United States v. Havens

PETITIONER: United States
RESPONDENT: Havens
LOCATION: E.L. Aaron & Co., Inc.

DOCKET NO.: 79-305
DECIDED BY: Burger Court (1975-1981)
LOWER COURT: United States Court of Appeals for the Fifth Circuit

CITATION: 446 US 620 (1980)
ARGUED: Mar 19, 1980
DECIDED: May 27, 1980

ADVOCATES:
Mr. Andrew L. Frey - for petitioner
William C. Lee - for respondent

Facts of the case

Question

Media for United States v. Havens

Audio Transcription for Oral Argument - March 19, 1980 (Part 1) in United States v. Havens

Audio Transcription for Oral Argument - March 19, 1980 (Part 2) in United States v. Havens

Warren E. Burger:

Do you have anything further, Mr. Lee?

William C. Lee:

Yes, just if I -- Your Honor.

Warren E. Burger:

Very well.

William C. Lee:

Mr. Chief Justice, members of the Court.

Very briefly to conclude having taken the position and I hope supported it that if the Government is to be granted its relief, it will require the reversal for the overruling of Agnello.

I'd like to discuss very briefly the policy considerations which have been touched on in the briefs about whether or not the abolition of the exclusionary rule in these situations would be appropriate.

I think that there are some real problems in that as I've already suggested.

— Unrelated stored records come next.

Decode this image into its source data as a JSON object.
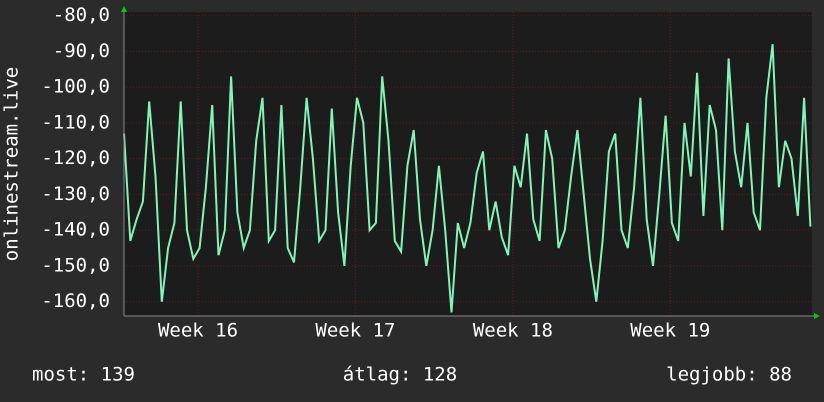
{
  "chart_data": {
    "type": "line",
    "y_label": "onlinestream.live",
    "x": [
      15.53,
      15.57,
      15.61,
      15.65,
      15.69,
      15.73,
      15.77,
      15.81,
      15.85,
      15.89,
      15.93,
      15.97,
      16.01,
      16.05,
      16.09,
      16.13,
      16.17,
      16.21,
      16.25,
      16.29,
      16.33,
      16.37,
      16.41,
      16.45,
      16.49,
      16.53,
      16.57,
      16.61,
      16.65,
      16.69,
      16.73,
      16.77,
      16.81,
      16.85,
      16.89,
      16.93,
      16.97,
      17.01,
      17.05,
      17.09,
      17.13,
      17.17,
      17.21,
      17.25,
      17.29,
      17.33,
      17.37,
      17.41,
      17.45,
      17.49,
      17.53,
      17.57,
      17.61,
      17.65,
      17.69,
      17.73,
      17.77,
      17.81,
      17.85,
      17.89,
      17.93,
      17.97,
      18.01,
      18.05,
      18.09,
      18.13,
      18.17,
      18.21,
      18.25,
      18.29,
      18.33,
      18.37,
      18.41,
      18.45,
      18.49,
      18.53,
      18.57,
      18.61,
      18.65,
      18.69,
      18.73,
      18.77,
      18.81,
      18.85,
      18.89,
      18.93,
      18.97,
      19.01,
      19.05,
      19.09,
      19.13,
      19.17,
      19.21,
      19.25,
      19.29,
      19.33,
      19.37,
      19.41,
      19.45,
      19.49,
      19.53,
      19.57,
      19.61,
      19.65,
      19.69,
      19.73,
      19.77,
      19.81,
      19.85,
      19.89
    ],
    "series": [
      {
        "color": "#80f5b8",
        "values": [
          -113,
          -143,
          -137,
          -132,
          -104,
          -125,
          -160,
          -145,
          -138,
          -104,
          -140,
          -148,
          -145,
          -128,
          -105,
          -147,
          -140,
          -97,
          -135,
          -145,
          -140,
          -115,
          -103,
          -143,
          -140,
          -105,
          -145,
          -149,
          -128,
          -103,
          -120,
          -143,
          -140,
          -106,
          -135,
          -150,
          -122,
          -103,
          -110,
          -140,
          -138,
          -97,
          -115,
          -143,
          -146,
          -122,
          -112,
          -137,
          -150,
          -140,
          -122,
          -140,
          -163,
          -138,
          -145,
          -138,
          -124,
          -118,
          -140,
          -132,
          -142,
          -147,
          -122,
          -128,
          -113,
          -137,
          -143,
          -112,
          -120,
          -145,
          -140,
          -125,
          -112,
          -130,
          -148,
          -160,
          -143,
          -118,
          -113,
          -140,
          -145,
          -128,
          -103,
          -137,
          -150,
          -130,
          -108,
          -138,
          -143,
          -110,
          -125,
          -96,
          -136,
          -105,
          -112,
          -140,
          -92,
          -118,
          -128,
          -110,
          -135,
          -140,
          -103,
          -88,
          -128,
          -115,
          -120,
          -136,
          -103,
          -139
        ]
      }
    ],
    "xlim": [
      15.53,
      19.9
    ],
    "xticks": [
      {
        "value": 16,
        "label": "Week 16"
      },
      {
        "value": 17,
        "label": "Week 17"
      },
      {
        "value": 18,
        "label": "Week 18"
      },
      {
        "value": 19,
        "label": "Week 19"
      }
    ],
    "ylim": [
      -164,
      -79
    ],
    "yticks": [
      {
        "value": -80,
        "label": "-80,0"
      },
      {
        "value": -90,
        "label": "-90,0"
      },
      {
        "value": -100,
        "label": "-100,0"
      },
      {
        "value": -110,
        "label": "-110,0"
      },
      {
        "value": -120,
        "label": "-120,0"
      },
      {
        "value": -130,
        "label": "-130,0"
      },
      {
        "value": -140,
        "label": "-140,0"
      },
      {
        "value": -150,
        "label": "-150,0"
      },
      {
        "value": -160,
        "label": "-160,0"
      }
    ],
    "grid": true,
    "annotations": [
      "most: 139",
      "átlag: 128",
      "legjobb: 88"
    ]
  }
}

First, I think any prosecutor who is competent to be in the courtroom could have, in this case or in many other cases where there is a piece of evidence that has been improperly seized which can be related to the transaction at issue, can surely develop a line of cross-examination to cause the admission of that evidence.

If that's the case, and if you accept the premise that it's very important --

Warren E. Burger:

Well, is that different -- is that fundamentally different from many tactical choices and options that are available in the trial of a lawsuit?

William C. Lee:

No.

Except that in this instance, it's our position, it's violative of the Fourth Amendment.

Warren E. Burger:

Well, of course, that was argued in Walder and in Harris and --

William C. Lee:

Not -- not where -- as I've stated earlier, the issue was first raised upon the cross-examination of the defendant.

Warren E. Burger:

Well, if someone suggested before that that's a line that's sometimes difficult to identify.

William C. Lee:

It -- it maybe but I think it happens to exist.

Yes, Your Honor, I agree.

Warren E. Burger:

And sometimes it's a moveable line.

William C. Lee:

Perhaps.

Warren E. Burger:

It's not immutable.

William C. Lee:

Alright.

The second point that I wish to make to relate to that is that because of the interest in the prosecution in keeping defendants off the stand and the opportunity to use improperly suppressed evidence to do so, there would be an incentive in fact to gather evidence, properly or improperly seized with the thought that as long as we have it in the file, we can use it to keep the defendant from the witness stand.

And therefore, it will serve a very useful purpose in the prosecution of the case.

Warren E. Burger:

More often than not, the -- the greatest hope that a prosecutor has in any case is that the defendant will take the stand.

William C. Lee:

I -- well --

Warren E. Burger:

It's -- it's hardly persuasive to suggest this --

William C. Lee:

We have -- we have cited at Footnote 13 of our brief an authority for the converse of that, so I'll have to let the Court evaluate that point.

Warren E. Burger:

Does it cite some substantial supporting data?

William C. Lee:

It is a handbook on criminal procedure which says that you should do everything you want to, to keep the defendant off the witness stand.